Lied and betrayed me again.

This—this burns even worse than her death.

So much worse. Because if she was dead, I would at least have had her memory to nurture. To hold and remember and treasure until the day I died.

But this?

This I definitely won’t come back from. Not with any shred of humanity or trust left in me. I thought women were untrustworthy before, but I will never be able to touch a woman again without tasting the ash of betrayal in my mouth.

“Maxim,” she croaks, slowly lowering the container of pasta.

“Don’t speak to me,” I order, and then I turn and walk out, leaving Ravil to do my job as a fixer and clean up the holy mess I left behind.

Chapter 20

Sasha

Shock made me freeze when Maxim came in. Seeing him so deadly—gunning down Viktor and Alexei with military precision, a bullet right between their eyes—stunned me.

And it demolishes my heart because he’s doing it for me—avenging my supposed death.

I want to run at him and throw myself in his arms… until Ravil stops him from pointing the gun at me, and I see the betrayal on his face. The color drains from it. His eyes go dead.

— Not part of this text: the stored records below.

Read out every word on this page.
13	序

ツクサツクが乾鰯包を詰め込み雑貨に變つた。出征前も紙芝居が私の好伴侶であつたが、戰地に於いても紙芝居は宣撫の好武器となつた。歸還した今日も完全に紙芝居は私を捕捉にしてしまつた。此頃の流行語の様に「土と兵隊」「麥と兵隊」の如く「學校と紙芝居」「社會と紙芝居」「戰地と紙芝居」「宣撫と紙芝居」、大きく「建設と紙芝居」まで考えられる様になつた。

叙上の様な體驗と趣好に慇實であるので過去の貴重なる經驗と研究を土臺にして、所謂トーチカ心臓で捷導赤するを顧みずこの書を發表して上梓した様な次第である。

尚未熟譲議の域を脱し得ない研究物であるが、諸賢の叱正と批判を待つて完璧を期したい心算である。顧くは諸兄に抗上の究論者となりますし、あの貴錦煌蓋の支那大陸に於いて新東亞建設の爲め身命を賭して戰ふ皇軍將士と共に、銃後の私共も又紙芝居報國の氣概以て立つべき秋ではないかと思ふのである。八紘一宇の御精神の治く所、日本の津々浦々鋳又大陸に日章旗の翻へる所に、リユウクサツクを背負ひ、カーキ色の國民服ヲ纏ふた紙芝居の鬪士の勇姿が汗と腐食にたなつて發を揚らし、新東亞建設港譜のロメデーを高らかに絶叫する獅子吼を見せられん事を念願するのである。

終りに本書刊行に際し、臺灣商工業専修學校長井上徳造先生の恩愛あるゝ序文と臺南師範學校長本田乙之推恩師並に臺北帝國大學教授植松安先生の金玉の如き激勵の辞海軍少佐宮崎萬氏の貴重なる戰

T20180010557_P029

He shakes his head, his gaze on me murderous.

That’s when my heart stops beating altogether.

Not physically, but emotionally.

The man I love—the only man I’ve ever loved—the only man who’s ever loved me now hates me.

He believes I duped him. The shreds of our existence flutter down around my ears, forming a terrible, horrible pattern.

His mother—lying to him about coming back.

Me—telling lies about him to get him banished.

And now this—what must seem like the biggest betrayal of all.

He must believe it was all fake. All a lie. That I played along until I had my chance to steal my fortune away from him. Leaving him heartbroken and alone.

And me sipping Mai Tais on a beach in Spain with my mother.

Neither my mother nor I made a peep during the shooting. No screams. No movement. It’s like we’re the prey animals whose only protection is going perfectly still.

“Maxim.” I finally make my voice work, force my lips to move.

“Don’t speak to me.” He turns and leaves the hotel room, taking my life—my future—everything I ever wanted and more—with him.

Ravil, Pavel and two soldiers I don’t know crowd in the room.

It takes me a few seconds to realize Ravil’s gun is still out, and he’s considering me and my mother. I remember my mom orchestrated Vladimir’s death, and Ravil must know that.

“Ravil,” I croak. “It was them.” I point at the dead men on the floor. Men I can’t find it in me to feel one ounce of sadness for. I don’t believe my mother cares much, either. “My mother and I are the victims here.” Now I’ve become the liar Maxim believes me to be.